You can use the Health Explorer to identify and resolve error states
that show up when monitoring IBM® systems and hardware components. For a quick check
up, you can take a look at Active Alerts, Windows® Computer on IBM System x™ and BladeCenter® x86
Blade Systems, or All IBM System x and BladeCenter x86 Blade Systems. These
views show any existing Alerts on your IBM hardware.
You can use the Health Explorer to view, learn, and take action
on alerts, state changes, and other issues raised by a monitored object. The
Health Explorer helps troubleshoot your alerts.
Suppose that you see
a critical error when you are monitoring your systems and hardware components,
such as shown in the following graphic.
Figure 1. An example of a critical
error showing up in a managed system
Use the following procedure to identify and resolve the error.

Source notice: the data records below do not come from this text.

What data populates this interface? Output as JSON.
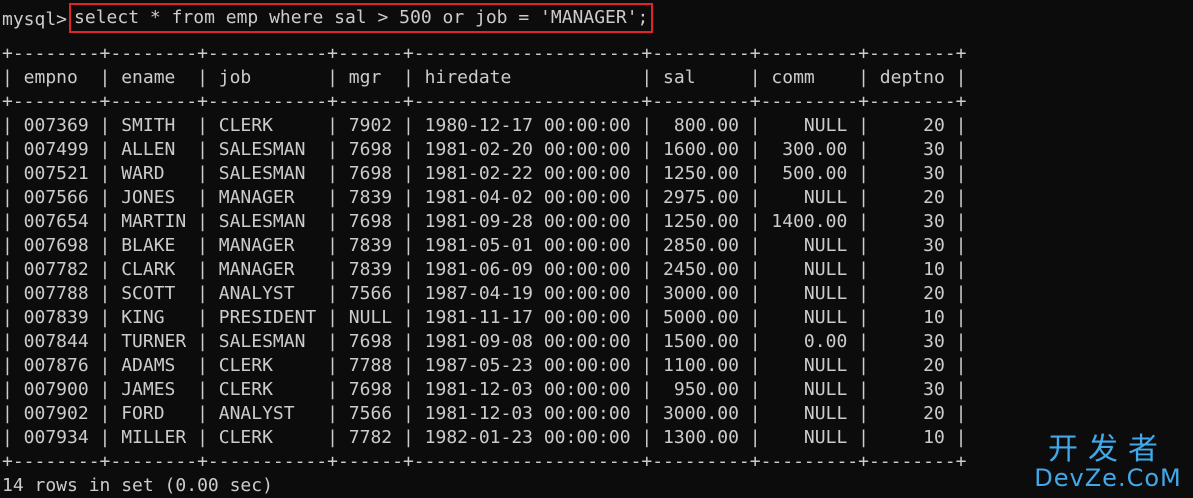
{
  "terminal": {
    "prompt": "mysql>",
    "command": "select * from emp where sal > 500 or job = 'MANAGER';",
    "border_line": "+--------+--------+-----------+------+---------------------+---------+---------+--------+",
    "header_line": "| empno  | ename  | job       | mgr  | hiredate            | sal     | comm    | deptno |",
    "rows": [
      "| 007369 | SMITH  | CLERK     | 7902 | 1980-12-17 00:00:00 |  800.00 |    NULL |     20 |",
      "| 007499 | ALLEN  | SALESMAN  | 7698 | 1981-02-20 00:00:00 | 1600.00 |  300.00 |     30 |",
      "| 007521 | WARD   | SALESMAN  | 7698 | 1981-02-22 00:00:00 | 1250.00 |  500.00 |     30 |",
      "| 007566 | JONES  | MANAGER   | 7839 | 1981-04-02 00:00:00 | 2975.00 |    NULL |     20 |",
      "| 007654 | MARTIN | SALESMAN  | 7698 | 1981-09-28 00:00:00 | 1250.00 | 1400.00 |     30 |",
      "| 007698 | BLAKE  | MANAGER   | 7839 | 1981-05-01 00:00:00 | 2850.00 |    NULL |     30 |",
      "| 007782 | CLARK  | MANAGER   | 7839 | 1981-06-09 00:00:00 | 2450.00 |    NULL |     10 |",
      "| 007788 | SCOTT  | ANALYST   | 7566 | 1987-04-19 00:00:00 | 3000.00 |    NULL |     20 |",
      "| 007839 | KING   | PRESIDENT | NULL | 1981-11-17 00:00:00 | 5000.00 |    NULL |     10 |",
      "| 007844 | TURNER | SALESMAN  | 7698 | 1981-09-08 00:00:00 | 1500.00 |    0.00 |     30 |",
      "| 007876 | ADAMS  | CLERK     | 7788 | 1987-05-23 00:00:00 | 1100.00 |    NULL |     20 |",
      "| 007900 | JAMES  | CLERK     | 7698 | 1981-12-03 00:00:00 |  950.00 |    NULL |     30 |",
      "| 007902 | FORD   | ANALYST   | 7566 | 1981-12-03 00:00:00 | 3000.00 |    NULL |     20 |",
      "| 007934 | MILLER | CLERK     | 7782 | 1982-01-23 00:00:00 | 1300.00 |    NULL |     10 |"
    ],
    "status": "14 rows in set (0.00 sec)"
  },
  "watermark": {
    "top": "开发者",
    "bottom": "DevZe.CoM"
  },
  "colors": {
    "background": "#0c0c0c",
    "text": "#cccccc",
    "highlight_border": "#e0242a",
    "watermark": "#41a8ea"
  }
}
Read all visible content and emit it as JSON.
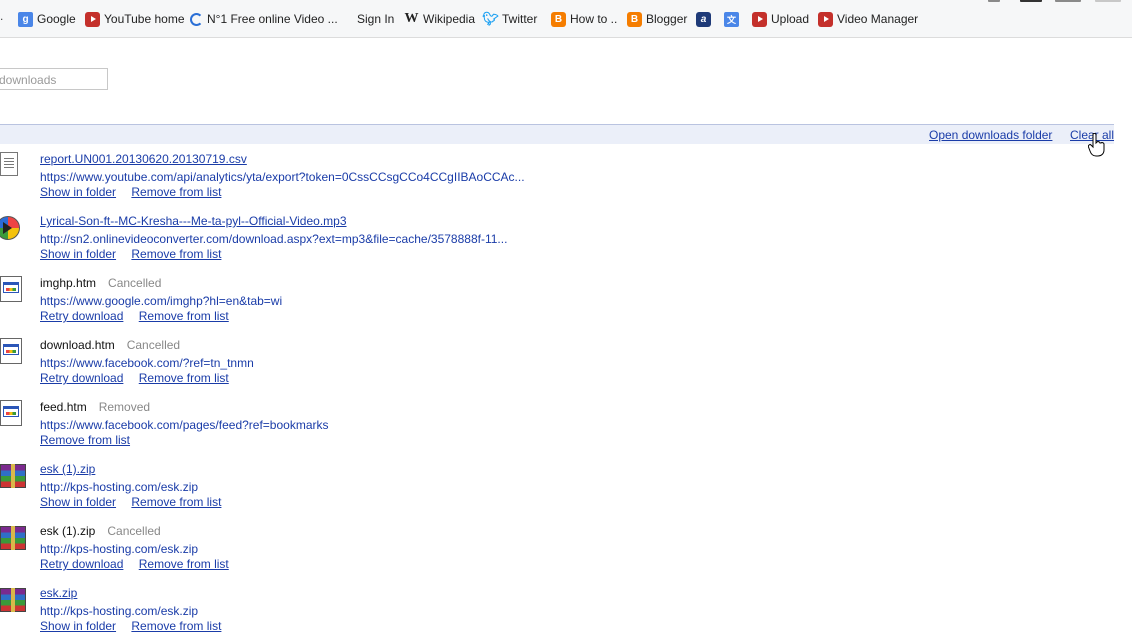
{
  "bookmarks": [
    {
      "label": "Google",
      "icon": "google-icon"
    },
    {
      "label": "YouTube home",
      "icon": "youtube-icon"
    },
    {
      "label": "N°1 Free online Video ...",
      "icon": "converter-icon"
    },
    {
      "label": "Sign In",
      "icon": "microsoft-icon"
    },
    {
      "label": "Wikipedia",
      "icon": "wikipedia-icon"
    },
    {
      "label": "Twitter",
      "icon": "twitter-icon"
    },
    {
      "label": "How to ..",
      "icon": "blogger-icon"
    },
    {
      "label": "Blogger",
      "icon": "blogger-icon"
    },
    {
      "label": "",
      "icon": "a-icon"
    },
    {
      "label": "",
      "icon": "translate-icon"
    },
    {
      "label": "Upload",
      "icon": "youtube-icon"
    },
    {
      "label": "Video Manager",
      "icon": "youtube-icon"
    }
  ],
  "search": {
    "placeholder": "downloads"
  },
  "summary": {
    "open_folder": "Open downloads folder",
    "clear_all": "Clear all"
  },
  "downloads": [
    {
      "name": "report.UN001.20130620.20130719.csv",
      "status": "",
      "url": "https://www.youtube.com/api/analytics/yta/export?token=0CssCCsgCCo4CCgIIBAoCCAc...",
      "actions": [
        "Show in folder",
        "Remove from list"
      ],
      "icon": "csv-file-icon"
    },
    {
      "name": "Lyrical-Son-ft--MC-Kresha---Me-ta-pyl--Official-Video.mp3",
      "status": "",
      "url": "http://sn2.onlinevideoconverter.com/download.aspx?ext=mp3&file=cache/3578888f-11...",
      "actions": [
        "Show in folder",
        "Remove from list"
      ],
      "icon": "mp3-file-icon"
    },
    {
      "name": "imghp.htm",
      "status": "Cancelled",
      "url": "https://www.google.com/imghp?hl=en&tab=wi",
      "actions": [
        "Retry download",
        "Remove from list"
      ],
      "icon": "htm-file-icon"
    },
    {
      "name": "download.htm",
      "status": "Cancelled",
      "url": "https://www.facebook.com/?ref=tn_tnmn",
      "actions": [
        "Retry download",
        "Remove from list"
      ],
      "icon": "htm-file-icon"
    },
    {
      "name": "feed.htm",
      "status": "Removed",
      "url": "https://www.facebook.com/pages/feed?ref=bookmarks",
      "actions": [
        "Remove from list"
      ],
      "icon": "htm-file-icon"
    },
    {
      "name": "esk (1).zip",
      "status": "",
      "url": "http://kps-hosting.com/esk.zip",
      "actions": [
        "Show in folder",
        "Remove from list"
      ],
      "icon": "zip-file-icon"
    },
    {
      "name": "esk (1).zip",
      "status": "Cancelled",
      "url": "http://kps-hosting.com/esk.zip",
      "actions": [
        "Retry download",
        "Remove from list"
      ],
      "icon": "zip-file-icon"
    },
    {
      "name": "esk.zip",
      "status": "",
      "url": "http://kps-hosting.com/esk.zip",
      "actions": [
        "Show in folder",
        "Remove from list"
      ],
      "icon": "zip-file-icon"
    }
  ]
}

- To open the Health Explorer when there is a Warning or a Critical
alert, click All IBM System x and BladeCenter x86 Blade Systems;
then double-click on the state. By default, the health Explorer opens with
all failed monitors in expanded view.
The following graphic
shows how such an error might be displayed in the Heath Explorer:
Figure 2. Example
of hardware components causing a system to be in the error state
If there is no warning or critical alert, highlight an IBM system in
the All IBM System
x and BladeCenter x86
Blade Systems view; then right-click it to show its context menu. Click Open;
then click Health Explorer for system_name.
- Use the Health Explorer to identify the basal level health monitor
that is indicating an error. The indication should refer to a particular component
instance.
In this case, the cause of the error is a faulty fan.
- Click State Change Events in the right-hand
pane for details about the latest state change event.
You can
see the date and the time that the fan went into the error state. You can
also read details about the nature of the error.